Türk Radyasyon Onkolojisi Derneği Başkanı Prof. Dr. Yavuz Anacak, 4 Şubat Dünya Kanser Günü dolayısıyla yaptığı açıklamada, her yıl dünyada 18 milyon kişiye kanser tanısı konulduğunu ve 10 milyona yakın kişinin kanser nedeniyle yaşamını kaybettiğini ifade etti. Kanserin tüm ölüm nedenleri arasında kardiyovasküler hastalıklara bağlı ölümlerin ardından ikinci sırada yer aldığına değinen Anacak, “Dünyada kanserin tarama, tanı ve tedavisi için harcanan bütçenin yıllık 1.16 trilyon dolar olduğu hesaplanmaktadır. Kanserin önlenmesi, tanısı ve tedavisi için ayrılan kaynaklar iyi kullanılırsa her yıl 3.7 milyon ölümün önüne geçilebilir. Türkiye’de ise her yıl yaklaşık 210 bin kişiye kanser tanısı konuluyor. Ortalama 116 bin kişi kanser nedeniyle yaşamını yitiriyor” dedi.

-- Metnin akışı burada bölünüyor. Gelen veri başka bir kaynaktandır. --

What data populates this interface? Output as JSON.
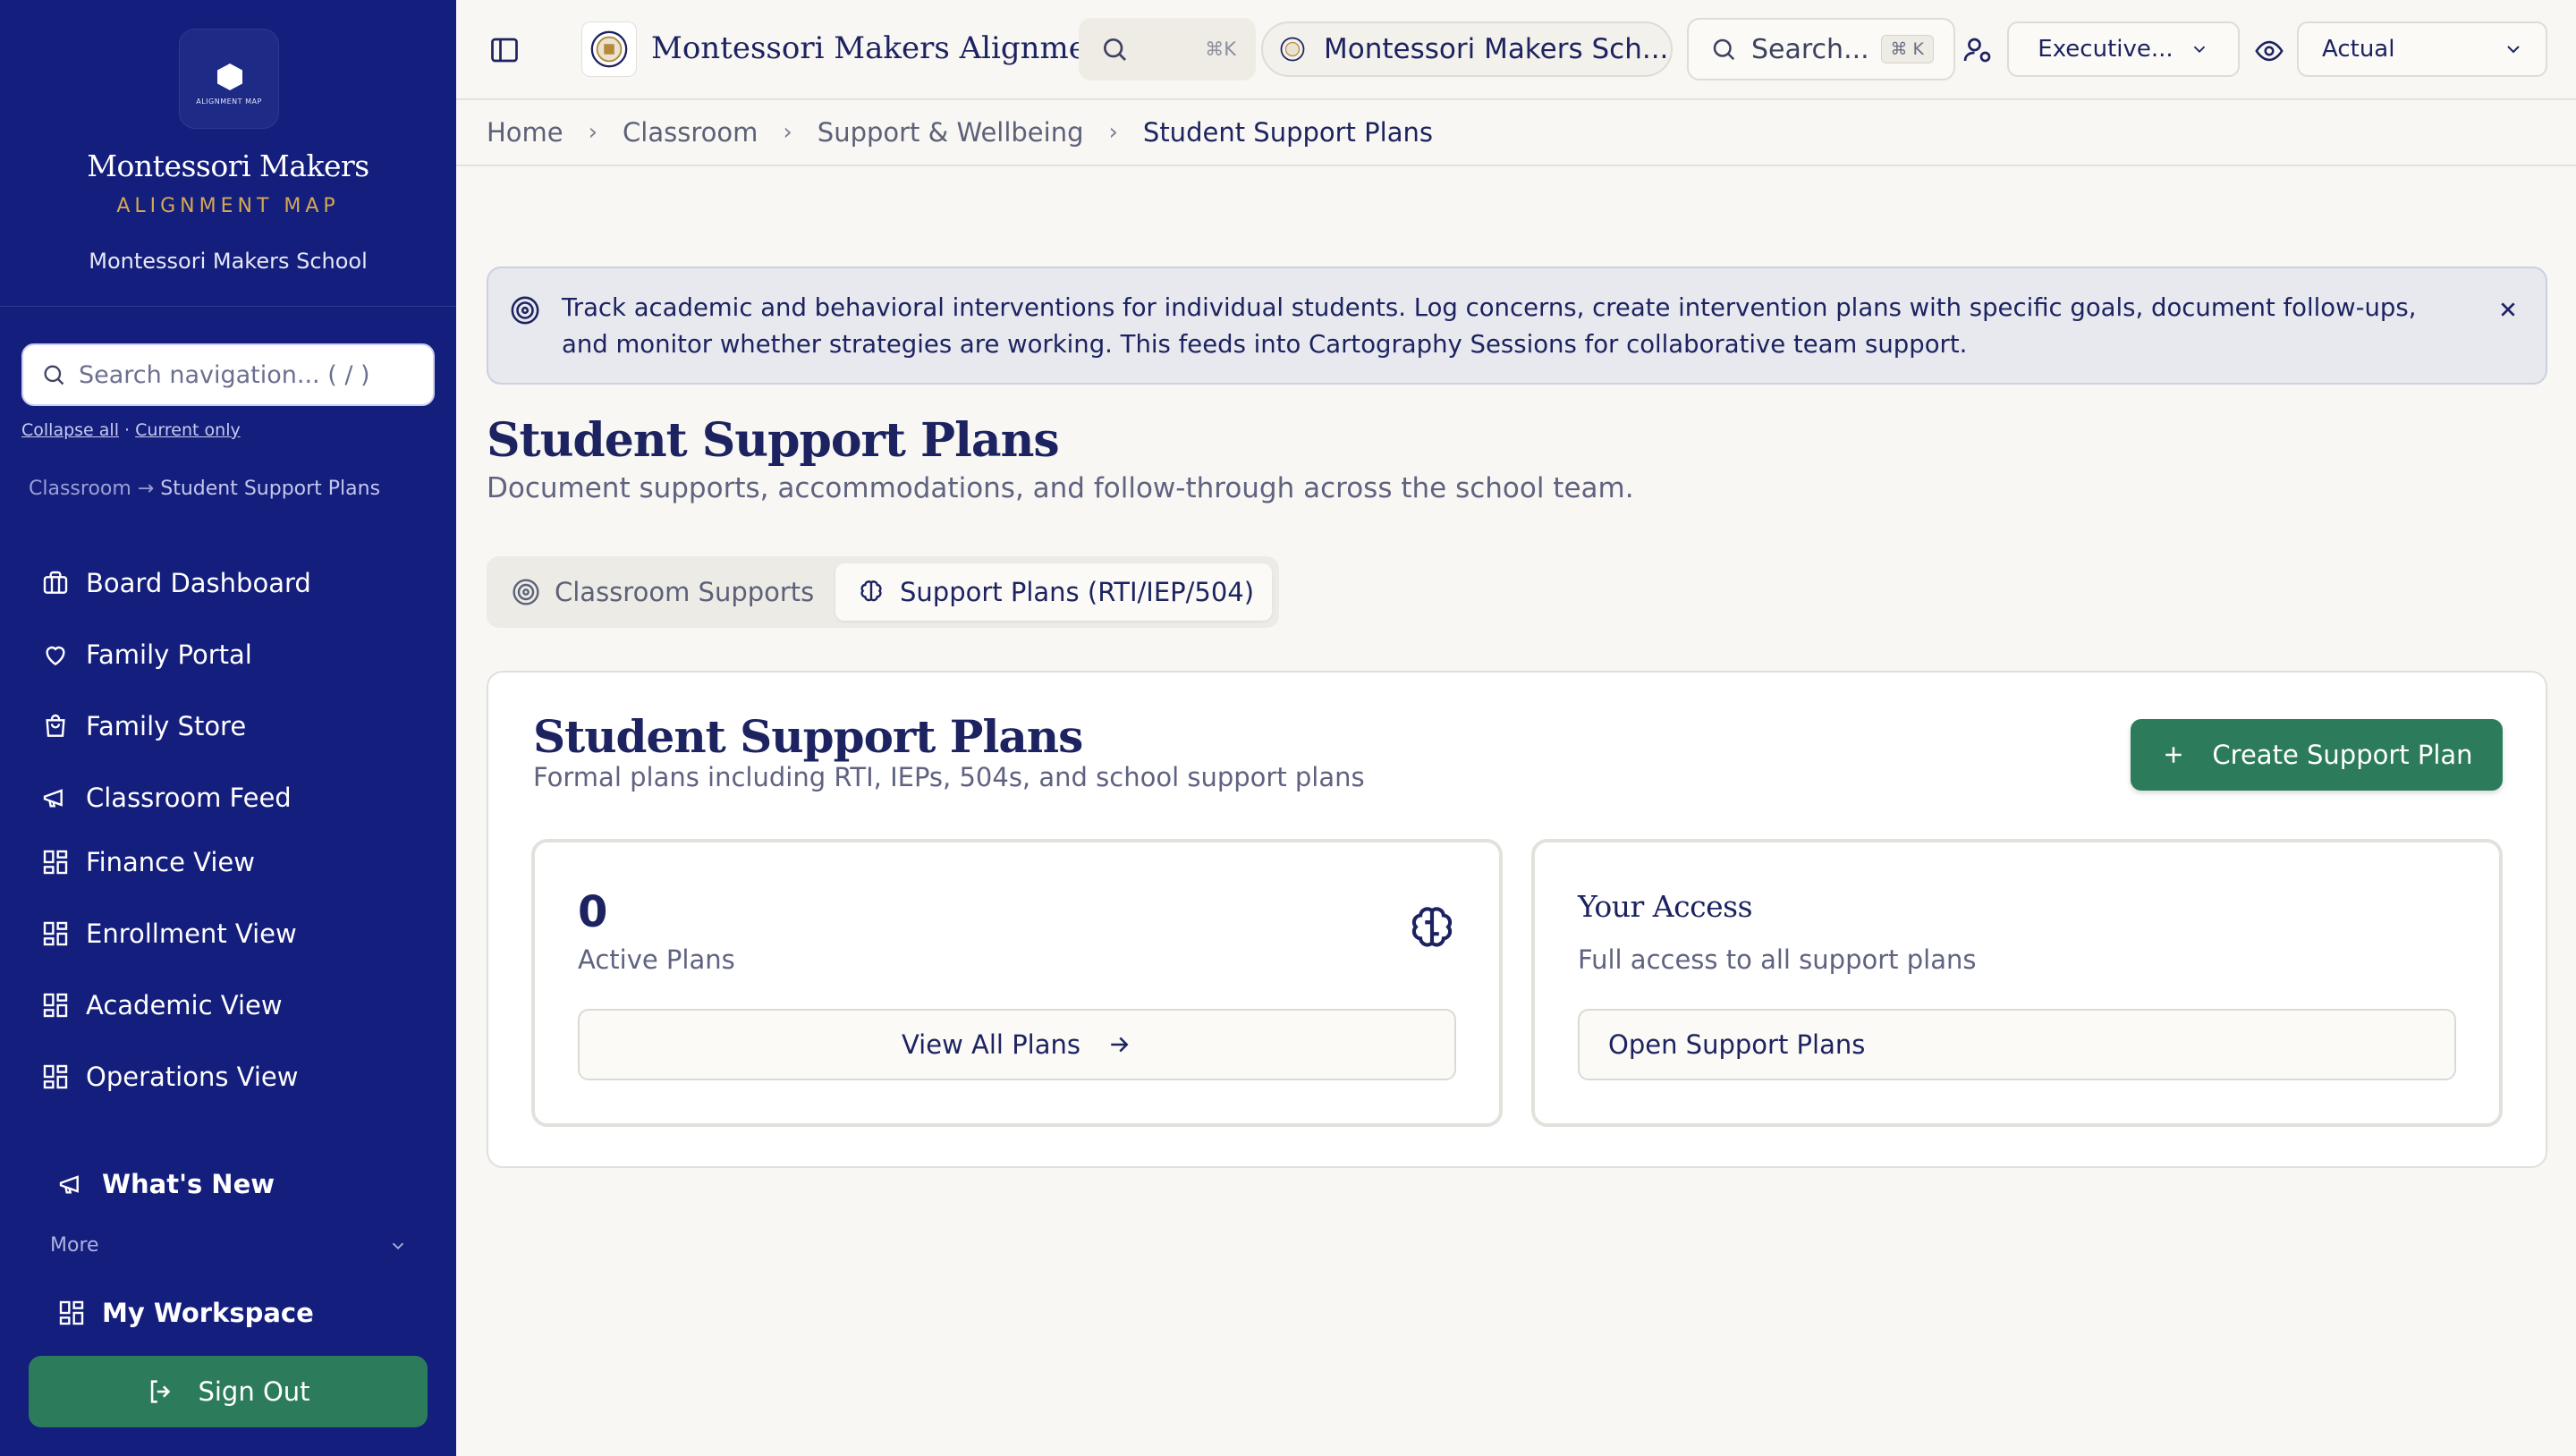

Bu yıl Dünya Kanser Günü’nün Kovid-19 pandemisinin gölgesinde geçirildiğini hatırlatan Anacak, Kovid-19’un kanser hastalarını toplumun diğer kesim- lerinden daha fazla etkilediğinin de altını çizerek şunları söyledi: “Kovid-19 ile bulaşma şanssızlığını yaşayan hastalar bir yandan kanser ile mücadele ederken öte yandan Kovid-19’u atlatmaya çalışıyorlar. Kanserin yol açtığı genel düşkünlük hali ve bağışıklığın zayıflaması, ağır cerrahi operasyonlar, radyoterapi ve kemoterapi süreçleri de Kovid-19 tanısı almış kanser hastalarını zorlamaktadır. Kanser hastalarında Kovid-19’a bağlı ölüm oranları diğer tüm gruplardan daha yüksektir. Kovid-19 için en yüksek riskli grupta olan kanser hastalarının aşılama takviminde öncelikli olması zorunludur. Kanser hastalarına aşılama takviminde öncelik verilmesi çağrımızı yineliyoruz.”

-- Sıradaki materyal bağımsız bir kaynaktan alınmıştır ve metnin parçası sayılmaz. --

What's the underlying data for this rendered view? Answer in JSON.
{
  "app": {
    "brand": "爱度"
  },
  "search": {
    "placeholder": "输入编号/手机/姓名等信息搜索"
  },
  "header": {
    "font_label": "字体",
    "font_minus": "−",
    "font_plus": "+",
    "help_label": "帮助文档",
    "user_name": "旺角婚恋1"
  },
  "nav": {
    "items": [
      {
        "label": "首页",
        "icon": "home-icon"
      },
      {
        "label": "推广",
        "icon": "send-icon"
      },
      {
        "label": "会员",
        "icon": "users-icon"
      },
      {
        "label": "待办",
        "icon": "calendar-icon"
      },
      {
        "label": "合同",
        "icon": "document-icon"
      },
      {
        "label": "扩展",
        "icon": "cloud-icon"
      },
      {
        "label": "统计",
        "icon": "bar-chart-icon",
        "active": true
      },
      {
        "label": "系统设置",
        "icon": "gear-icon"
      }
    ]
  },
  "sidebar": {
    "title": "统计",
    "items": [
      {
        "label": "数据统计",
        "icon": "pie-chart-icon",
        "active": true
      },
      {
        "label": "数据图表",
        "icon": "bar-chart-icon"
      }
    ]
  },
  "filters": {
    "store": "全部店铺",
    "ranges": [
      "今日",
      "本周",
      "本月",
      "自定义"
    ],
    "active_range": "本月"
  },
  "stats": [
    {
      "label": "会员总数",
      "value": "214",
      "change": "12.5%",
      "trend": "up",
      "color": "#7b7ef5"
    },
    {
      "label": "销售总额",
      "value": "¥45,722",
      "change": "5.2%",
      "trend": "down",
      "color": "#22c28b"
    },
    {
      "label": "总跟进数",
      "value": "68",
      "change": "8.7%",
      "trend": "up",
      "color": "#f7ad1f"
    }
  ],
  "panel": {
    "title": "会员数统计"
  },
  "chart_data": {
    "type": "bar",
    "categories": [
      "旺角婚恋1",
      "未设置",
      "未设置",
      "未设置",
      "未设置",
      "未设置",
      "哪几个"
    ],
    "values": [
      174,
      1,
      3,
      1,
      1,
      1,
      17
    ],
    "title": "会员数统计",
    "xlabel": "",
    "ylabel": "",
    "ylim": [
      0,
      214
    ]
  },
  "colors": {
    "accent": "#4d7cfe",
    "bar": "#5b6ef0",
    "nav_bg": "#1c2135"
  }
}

KANSER HASTALARI EN RİSKLİ GRUPTA
Türk Tıbbi Onkoloji Derneği (TTOD) Başkanı Prof. Dr. Serdar Turhal da “Kanser hastaları hem Kovid-19 bulaşması hem de Kovid-19’a bağlı ölüm riski açısından en riskli grupta bulunmaktadır. Aşılama takviminde kanser hastaları mutlaka öncelikli grup içinde olmalıdır. Evre ile ilgili bir kısıtlama da yoktur, her evrede bu aşılar yapılabilmektedir. Kronik hastalıkları ve çeşitli sağlık problemleri olan pek çok birey, hastaneye gittiğinde koronavirüse yakalanabileceği endişesiyle evde kalmaya devam ederek sorunu ertelemeye çalışmaktadır. Virüsten korunmak isterken, özellikle kanser gibi erken tanının çok önemli olduğu hastalıklarda geç kalınması ve tanı sonrası tedavi süreçlerinin aksatılması da hayati risklere yol açabilmektedir” diye konuştu.